Many drew inspiration from their religious beliefs. One Church World Service brochure declared that Jesus “was Himself a refugee”; Catholic and Episcopalian pamphlets cited Matthew 25 and the Christian responsibility to “welcome the stranger.” Indeed, religious groups were particularly active partners to the government refugee program during this period. At a moment when religious groups began to splinter into liberal and conservative wings, concern for refugees saw a rare moment of consensus. (See Robert Wuthnow’s The Restructuring of American Religion) Communities across the theological spectrum — from evangelical and liberal Protestants to Catholics and Jews –joined forces with government officials to rally public support for welcoming refugees. By 1981, religious voluntary agencies were resettling almost three-quarters of the Vietnamese, Cambodian, Lao, and Hmong refugees in the United States.
Beyond religious conviction, sometimes it was simply witnessing human suffering that compelled action. For Kathleen Vellenga of Saint Paul, Minnesota, it was news footage of Vietnamese refugees crowding onto helicopters during the fall of Saigon that jolted her to action. She convinced members of her congregation, Dayton Avenue Presbyterian Church, to sponsor a refugee family, and less than a year later, she and members of three local churches welcomed the first Lao Hmong refugees to resettle in the Twin Cities, a community that would later become the vibrant epicenter of Hmong American life.

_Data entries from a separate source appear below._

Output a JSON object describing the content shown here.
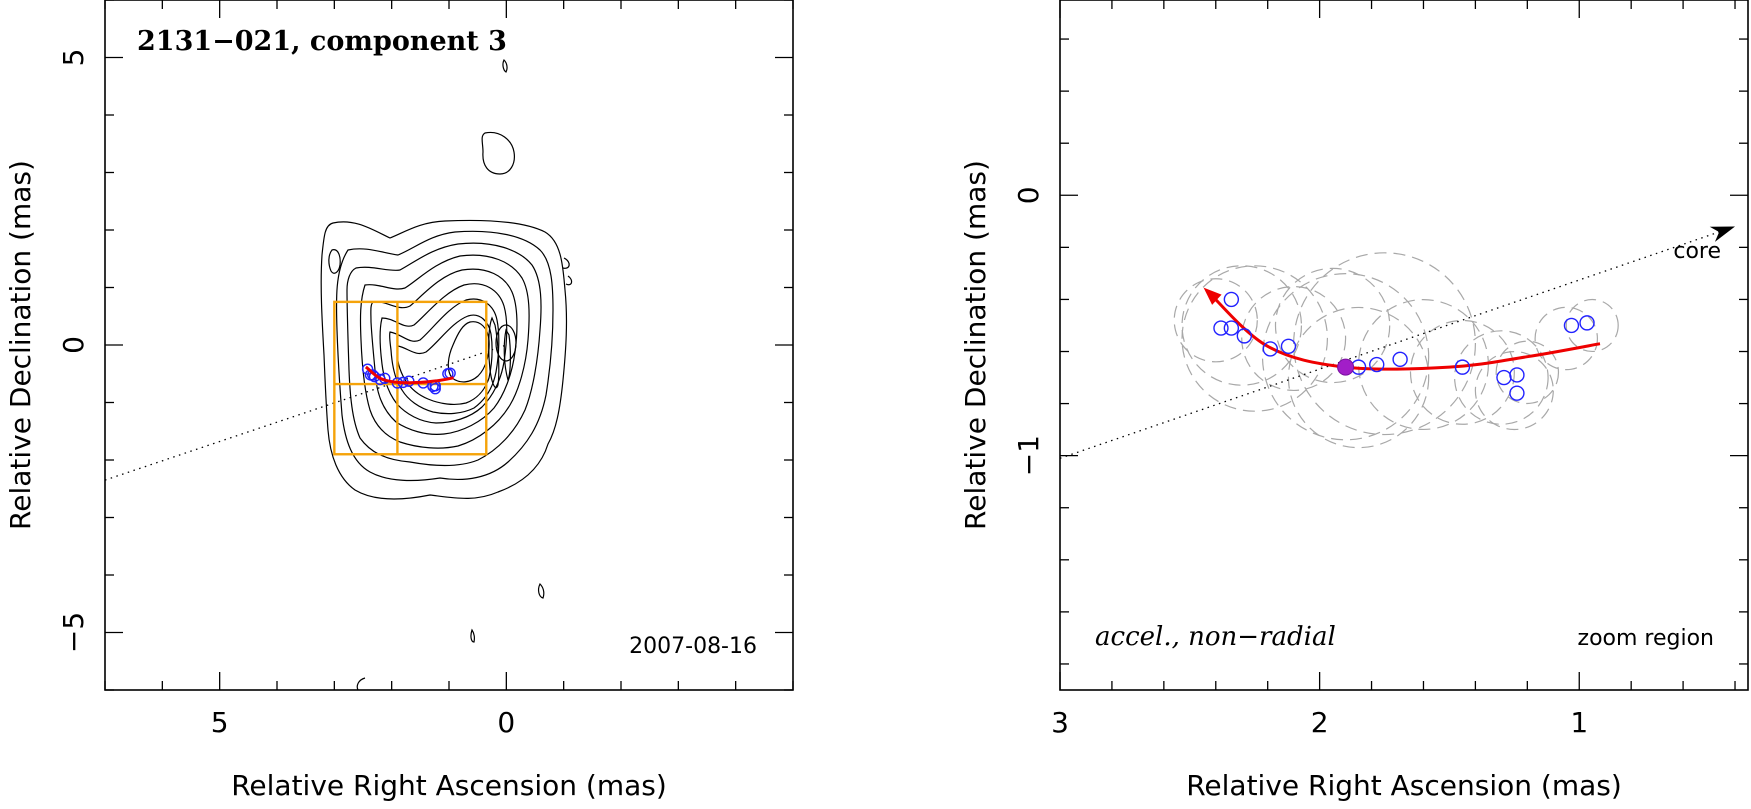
{
  "chart_data": [
    {
      "type": "contour",
      "title": "2131−021, component 3",
      "date_label": "2007-08-16",
      "xlabel": "Relative Right Ascension (mas)",
      "ylabel": "Relative Declination (mas)",
      "xlim": [
        7,
        -5
      ],
      "ylim": [
        -6,
        6
      ],
      "xticks": [
        {
          "value": 5,
          "label": "5"
        },
        {
          "value": 0,
          "label": "0"
        }
      ],
      "yticks": [
        {
          "value": 5,
          "label": "5"
        },
        {
          "value": 0,
          "label": "0"
        },
        {
          "value": -5,
          "label": "−5"
        }
      ],
      "core_direction_line": {
        "x": [
          7,
          0
        ],
        "y": [
          -2.35,
          0
        ]
      },
      "zoom_box": {
        "x": [
          3.0,
          0.35
        ],
        "y": [
          -1.9,
          0.75
        ],
        "x_split": 1.9,
        "y_split": -0.68
      },
      "epoch_positions": [
        {
          "x": 2.42,
          "y": -0.42
        },
        {
          "x": 2.33,
          "y": -0.52
        },
        {
          "x": 2.37,
          "y": -0.52
        },
        {
          "x": 2.3,
          "y": -0.55
        },
        {
          "x": 2.2,
          "y": -0.6
        },
        {
          "x": 2.12,
          "y": -0.58
        },
        {
          "x": 1.9,
          "y": -0.66
        },
        {
          "x": 1.8,
          "y": -0.65
        },
        {
          "x": 1.7,
          "y": -0.63
        },
        {
          "x": 1.45,
          "y": -0.66
        },
        {
          "x": 1.28,
          "y": -0.72
        },
        {
          "x": 1.24,
          "y": -0.71
        },
        {
          "x": 1.24,
          "y": -0.76
        },
        {
          "x": 1.02,
          "y": -0.5
        },
        {
          "x": 0.98,
          "y": -0.49
        }
      ],
      "trajectory": {
        "x": [
          2.45,
          2.2,
          1.9,
          1.5,
          1.2,
          0.92
        ],
        "y": [
          -0.38,
          -0.58,
          -0.65,
          -0.65,
          -0.62,
          -0.57
        ]
      }
    },
    {
      "type": "scatter",
      "xlabel": "Relative Right Ascension (mas)",
      "ylabel": "Relative Declination (mas)",
      "xlim": [
        3,
        0.35
      ],
      "ylim": [
        -1.9,
        0.75
      ],
      "xticks": [
        {
          "value": 3,
          "label": "3"
        },
        {
          "value": 2,
          "label": "2"
        },
        {
          "value": 1,
          "label": "1"
        }
      ],
      "yticks": [
        {
          "value": 0,
          "label": "0"
        },
        {
          "value": -1,
          "label": "−1"
        }
      ],
      "annotations": {
        "motion": "accel., non−radial",
        "region": "zoom region",
        "core": "core"
      },
      "core_direction_line": {
        "x": [
          3,
          0.4
        ],
        "y": [
          -1.01,
          -0.12
        ]
      },
      "reference_epoch": {
        "x": 1.9,
        "y": -0.66
      },
      "epoch_positions": [
        {
          "x": 2.34,
          "y": -0.4
        },
        {
          "x": 2.38,
          "y": -0.51
        },
        {
          "x": 2.34,
          "y": -0.51
        },
        {
          "x": 2.29,
          "y": -0.54
        },
        {
          "x": 2.19,
          "y": -0.59
        },
        {
          "x": 2.12,
          "y": -0.58
        },
        {
          "x": 1.85,
          "y": -0.66
        },
        {
          "x": 1.78,
          "y": -0.65
        },
        {
          "x": 1.69,
          "y": -0.63
        },
        {
          "x": 1.45,
          "y": -0.66
        },
        {
          "x": 1.29,
          "y": -0.7
        },
        {
          "x": 1.24,
          "y": -0.69
        },
        {
          "x": 1.24,
          "y": -0.76
        },
        {
          "x": 1.03,
          "y": -0.5
        },
        {
          "x": 0.97,
          "y": -0.49
        }
      ],
      "component_sizes": [
        {
          "x": 2.3,
          "y": -0.5,
          "r": 0.23
        },
        {
          "x": 2.4,
          "y": -0.48,
          "r": 0.16
        },
        {
          "x": 2.25,
          "y": -0.55,
          "r": 0.28
        },
        {
          "x": 2.1,
          "y": -0.55,
          "r": 0.2
        },
        {
          "x": 1.9,
          "y": -0.62,
          "r": 0.32
        },
        {
          "x": 1.75,
          "y": -0.57,
          "r": 0.35
        },
        {
          "x": 1.85,
          "y": -0.7,
          "r": 0.27
        },
        {
          "x": 1.95,
          "y": -0.5,
          "r": 0.22
        },
        {
          "x": 1.6,
          "y": -0.65,
          "r": 0.25
        },
        {
          "x": 1.45,
          "y": -0.68,
          "r": 0.2
        },
        {
          "x": 1.3,
          "y": -0.7,
          "r": 0.18
        },
        {
          "x": 1.25,
          "y": -0.75,
          "r": 0.15
        },
        {
          "x": 1.2,
          "y": -0.68,
          "r": 0.12
        },
        {
          "x": 1.05,
          "y": -0.55,
          "r": 0.12
        },
        {
          "x": 0.95,
          "y": -0.5,
          "r": 0.1
        }
      ],
      "trajectory": {
        "x": [
          2.43,
          2.2,
          1.9,
          1.5,
          1.2,
          0.92
        ],
        "y": [
          -0.37,
          -0.58,
          -0.66,
          -0.66,
          -0.62,
          -0.57
        ]
      }
    }
  ]
}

As Americans grapple with their anxiety about welcoming up to 10,000 Syrian refugees in the coming year, we need to remember that, forty years ago, Americans held similar fears about Southeast Asian refugees. Americans worried that Southeast Asian refugees would be Communist subversives, jobless dependents and backwards inassimilables. But today, these Southeast Asian refugees are viewed as model, productive members of American society: physicians who heal our communities, teachers who educate our children, members of our legislatures and armed forces. Their achievements and contributions are proof that we have resettled refugees effectively in the past. We are capable of doing so again, but only if there is a shared commitment by government, voluntary agencies, charities, and churches.
For Senator Paul to use opposition to welfare as a reason to reject Syrian refugees ignores the fact that private generosity has long been at the core of our successful resettlement system. His rejection of refugees out of concerns about government spending contradicts the very thing that he claims to support: private charity and faith-based benevolence. In the end, the generosity of private groups — including his own church — hardly matters if government leaders like himself refuse to open doors to refugees in the first place.